From about 1851 to 1861, a village cemetery occupied the vicinity of present-day 125th Street and 15th Avenue, in College Point, Queens. The site served as a community burial ground for residents of Strattonport, an area that was laid out into lots by land speculators in 1851 and was incorporated into the town of College Point in 1867. John Flammer, one of the businessmen who developed Strattonport village in 1851, apparently provided the property that was used for the cemetery. A map of the village from ca. 1860 (below) identifies four lots as “Cemetery given by Flammer.” These lots are shown on the south side of the Road to Whitestone (today’s 15th Ave), west of Amelia Street (125th St), extending to Wall Street (124th St).
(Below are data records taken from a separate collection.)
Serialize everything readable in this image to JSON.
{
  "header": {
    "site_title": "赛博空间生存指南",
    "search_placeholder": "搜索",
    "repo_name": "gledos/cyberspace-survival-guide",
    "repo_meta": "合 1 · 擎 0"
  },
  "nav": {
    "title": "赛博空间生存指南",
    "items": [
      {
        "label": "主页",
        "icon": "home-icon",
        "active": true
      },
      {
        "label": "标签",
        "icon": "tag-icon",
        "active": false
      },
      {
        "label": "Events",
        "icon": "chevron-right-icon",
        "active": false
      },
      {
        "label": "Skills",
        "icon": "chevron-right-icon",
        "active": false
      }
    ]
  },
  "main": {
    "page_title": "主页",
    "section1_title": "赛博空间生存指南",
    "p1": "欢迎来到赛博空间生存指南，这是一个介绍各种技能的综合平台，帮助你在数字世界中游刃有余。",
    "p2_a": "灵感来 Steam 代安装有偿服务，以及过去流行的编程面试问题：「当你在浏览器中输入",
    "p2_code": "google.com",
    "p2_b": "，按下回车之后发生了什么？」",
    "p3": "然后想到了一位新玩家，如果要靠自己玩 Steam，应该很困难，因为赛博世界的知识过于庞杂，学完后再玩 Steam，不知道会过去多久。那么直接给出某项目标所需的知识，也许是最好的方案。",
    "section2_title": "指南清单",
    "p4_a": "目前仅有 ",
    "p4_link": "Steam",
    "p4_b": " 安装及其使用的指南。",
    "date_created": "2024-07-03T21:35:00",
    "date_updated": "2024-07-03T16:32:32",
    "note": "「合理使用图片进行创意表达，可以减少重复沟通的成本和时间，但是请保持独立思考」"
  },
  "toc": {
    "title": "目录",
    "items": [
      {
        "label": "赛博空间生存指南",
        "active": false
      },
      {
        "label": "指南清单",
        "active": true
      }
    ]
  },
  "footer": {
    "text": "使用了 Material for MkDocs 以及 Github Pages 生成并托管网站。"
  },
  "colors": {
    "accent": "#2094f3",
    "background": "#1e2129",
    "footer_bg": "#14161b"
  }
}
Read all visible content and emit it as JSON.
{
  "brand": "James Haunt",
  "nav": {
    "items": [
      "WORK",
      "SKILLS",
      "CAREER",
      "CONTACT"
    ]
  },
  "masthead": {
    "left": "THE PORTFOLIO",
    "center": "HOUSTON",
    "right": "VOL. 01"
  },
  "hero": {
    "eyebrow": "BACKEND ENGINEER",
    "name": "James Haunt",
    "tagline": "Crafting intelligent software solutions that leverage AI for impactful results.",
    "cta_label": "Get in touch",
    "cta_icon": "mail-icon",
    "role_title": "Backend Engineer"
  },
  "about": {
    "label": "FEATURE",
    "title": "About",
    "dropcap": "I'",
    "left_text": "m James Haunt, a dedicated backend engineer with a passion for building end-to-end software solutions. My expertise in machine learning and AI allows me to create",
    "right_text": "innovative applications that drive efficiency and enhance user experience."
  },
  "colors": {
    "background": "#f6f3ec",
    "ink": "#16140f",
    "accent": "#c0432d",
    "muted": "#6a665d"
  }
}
In 1856, a local newspaper published the following notice regarding the cemetery:
Notice is hereby given to the inhabitants of Strattonport and all other persons, who have buried their dead on my lots at Strattonport, situated on the east side of Amelia Street, and known on the map of Strattonport as Lots numbered 677, 682, 683, and 684, to remove the same to some other place of burial by or before the 20th day of November next. JOHN REED. Dated, Sept 10, 1856. (Flushing Journal, Nov. 29, 1856)
Reed’s notice states that the burials were located on lots on the east side of Amelia Street, whereas the village map from ca. 1860 shows the “Cemetery given by Flammer” on the west side of Amelia Street. It is not known whether the map is incorrect, if the wrong lots are listed in the notice, or if the cemetery extended to both sides of the street. In any case, burials were certainly present on John Reed’s property and continued to be made even after his 1856 request for removal of the bodies. In 1860, he gave another notice to the community:
Notice has been given by Mr. Reed to those who have friends interred in the Strattonport burying ground to have them removed by Feb. 1st as all bodies not removed by that time by friends, will be interred elsewhere. (Flushing Journal, Dec. 29, 1860)
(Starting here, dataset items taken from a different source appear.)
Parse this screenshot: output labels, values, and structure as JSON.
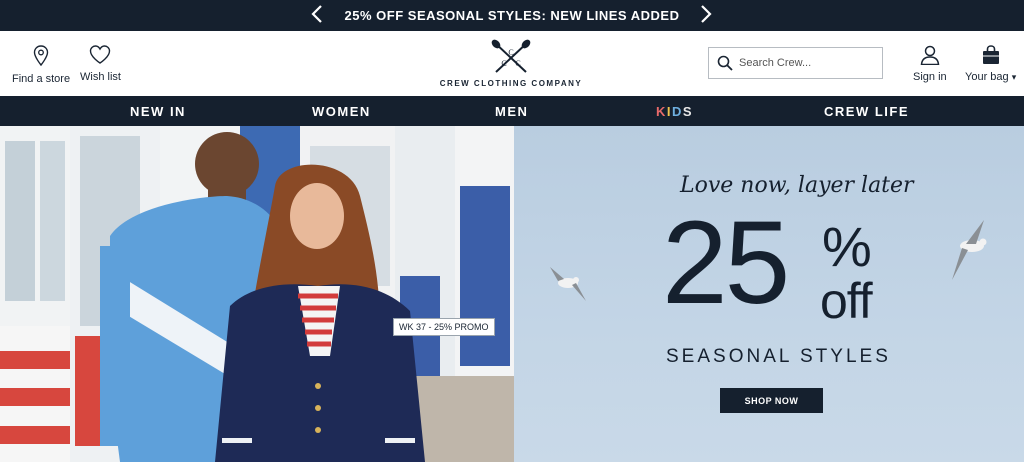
{
  "promo": {
    "text": "25% OFF SEASONAL STYLES: NEW LINES ADDED",
    "prev_icon": "chevron-left-icon",
    "next_icon": "chevron-right-icon"
  },
  "header": {
    "find_store": "Find a store",
    "wish_list": "Wish list",
    "logo_text": "CREW CLOTHING COMPANY",
    "logo_mark": "CC",
    "search_placeholder": "Search Crew...",
    "sign_in": "Sign in",
    "your_bag": "Your bag",
    "bag_caret": "▾"
  },
  "nav": {
    "items": [
      "NEW IN",
      "WOMEN",
      "MEN",
      "KIDS",
      "CREW LIFE"
    ]
  },
  "hero": {
    "tagline": "Love now, layer later",
    "big_number": "25",
    "percent": "%",
    "off": "off",
    "subtitle": "SEASONAL STYLES",
    "cta": "SHOP NOW",
    "photo_tag": "WK 37 - 25% PROMO"
  },
  "colors": {
    "navy": "#15202e",
    "sky": "#c3d5e6",
    "kids_k": "#e86a6a",
    "kids_i": "#f0c44c",
    "kids_d": "#6fb0e0",
    "kids_s": "#e8e8e8"
  }
}
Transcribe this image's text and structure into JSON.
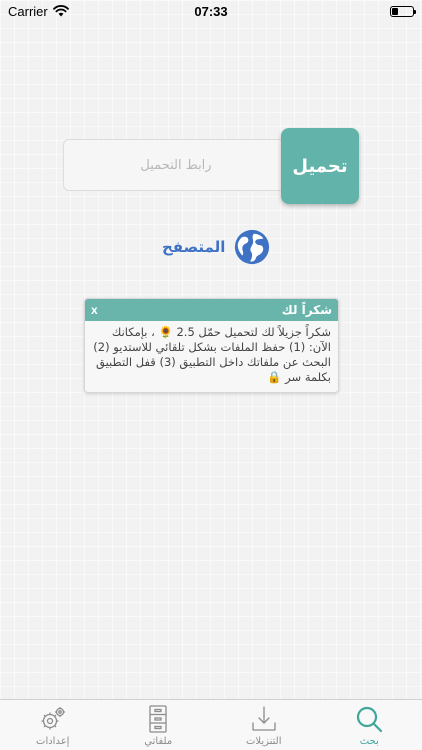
{
  "status_bar": {
    "carrier": "Carrier",
    "time": "07:33",
    "battery_level": 0.3
  },
  "download": {
    "url_placeholder": "رابط التحميل",
    "url_value": "",
    "button_label": "تحميل"
  },
  "browser": {
    "label": "المتصفح",
    "icon": "globe-icon"
  },
  "dialog": {
    "title": "شكراً لك",
    "close_label": "x",
    "body": "شكراً جزيلاً لك لتحميل حمّل 2.5 🌻 ، بإمكانك الآن: (1) حفظ الملفات بشكل تلقائي للاستديو (2) البحث عن ملفاتك داخل التطبيق (3) قفل التطبيق بكلمة سر 🔒"
  },
  "tabs": [
    {
      "label": "بحث",
      "icon": "search-icon",
      "active": true
    },
    {
      "label": "التنزيلات",
      "icon": "download-icon",
      "active": false
    },
    {
      "label": "ملفاتي",
      "icon": "cabinet-icon",
      "active": false
    },
    {
      "label": "إعدادات",
      "icon": "gear-icon",
      "active": false
    }
  ],
  "colors": {
    "accent": "#62b3a9",
    "browser_blue": "#3f72c5",
    "active_tab": "#3ea79a",
    "inactive_tab": "#8c8c8c"
  }
}
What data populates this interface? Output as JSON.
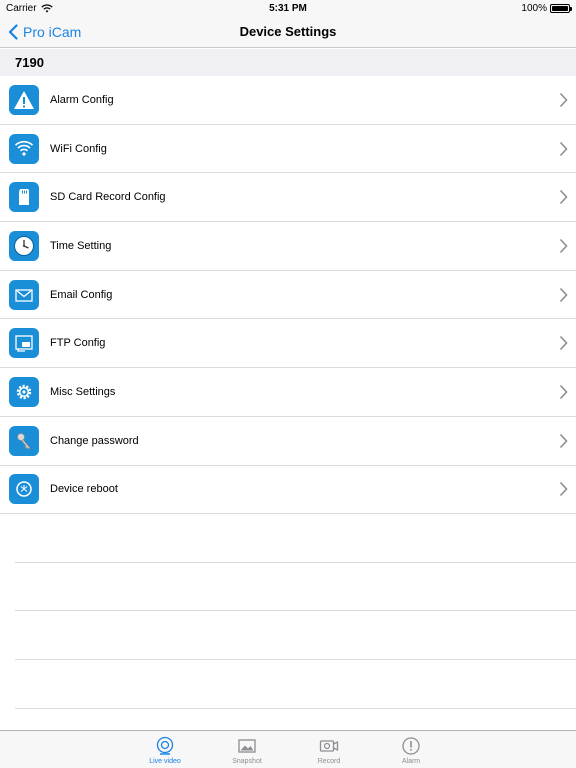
{
  "status_bar": {
    "carrier": "Carrier",
    "time": "5:31 PM",
    "battery": "100%"
  },
  "nav": {
    "back_label": "Pro iCam",
    "title": "Device Settings"
  },
  "section": {
    "header": "7190"
  },
  "items": [
    {
      "label": "Alarm Config",
      "icon": "warning-icon"
    },
    {
      "label": "WiFi Config",
      "icon": "wifi-icon"
    },
    {
      "label": "SD Card Record Config",
      "icon": "sd-card-icon"
    },
    {
      "label": "Time Setting",
      "icon": "clock-icon"
    },
    {
      "label": "Email Config",
      "icon": "envelope-icon"
    },
    {
      "label": "FTP Config",
      "icon": "ftp-icon"
    },
    {
      "label": "Misc Settings",
      "icon": "gear-icon"
    },
    {
      "label": "Change password",
      "icon": "key-icon"
    },
    {
      "label": "Device reboot",
      "icon": "reboot-icon"
    }
  ],
  "tab_bar": {
    "tabs": [
      {
        "label": "Live video",
        "icon": "camera-lens-icon",
        "active": true
      },
      {
        "label": "Snapshot",
        "icon": "picture-icon",
        "active": false
      },
      {
        "label": "Record",
        "icon": "video-camera-icon",
        "active": false
      },
      {
        "label": "Alarm",
        "icon": "alert-icon",
        "active": false
      }
    ]
  },
  "colors": {
    "accent": "#1a82e2",
    "icon_bg": "#1a8fd8",
    "separator": "#d9d9de"
  }
}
Shortly after this last notice, family members removed the remains of 20 individuals from the burial ground to Flushing Cemetery, in nearby Flushing, Queens. Flushing Cemetery recorded details about these individual removals and their records provide the only known information about individuals originally buried at the Strattonport cemetery. According to their records, dates of death for the named individuals removed from the Strattonport cemetery ranged from 1853 to 1859, and surnames included Baker, Bien, Boyle, Derbing, Everhart, Gruner, Holdorff, Leopold, Loerbecker, Miller, Myers, Plitt, Schneider, and Simon.
On March 10, 1861, John Reed had workers remove from his property the remaining 68 bodies that had gone unclaimed. These were reinterred in two plots that he had purchased at Flushing Cemetery to serve as a common grave. No one installed a gravestone at the reburial site when the remains were reinterred, and the gravesite remained unmarked until the Poppenhusen Institute in College Point placed a monument at the site in April 2007.
Since the early 20th century, homes have occupied both of the areas (the lots owned by John Reed and the area described as the “Cemetery given by Flammer”) near 15th Ave and 125th St in College Point that were identified as the location of the Strattonport Village Cemetery in the 1800s.
Sources: Strattonport Cemetery document file, Poppenhusen Institute Archives; Map of the Village of Flammersburg, including the land called Strattonport between College Point and Flushing, Long Island (original on file at Topographical Bureau, Borough of Queens).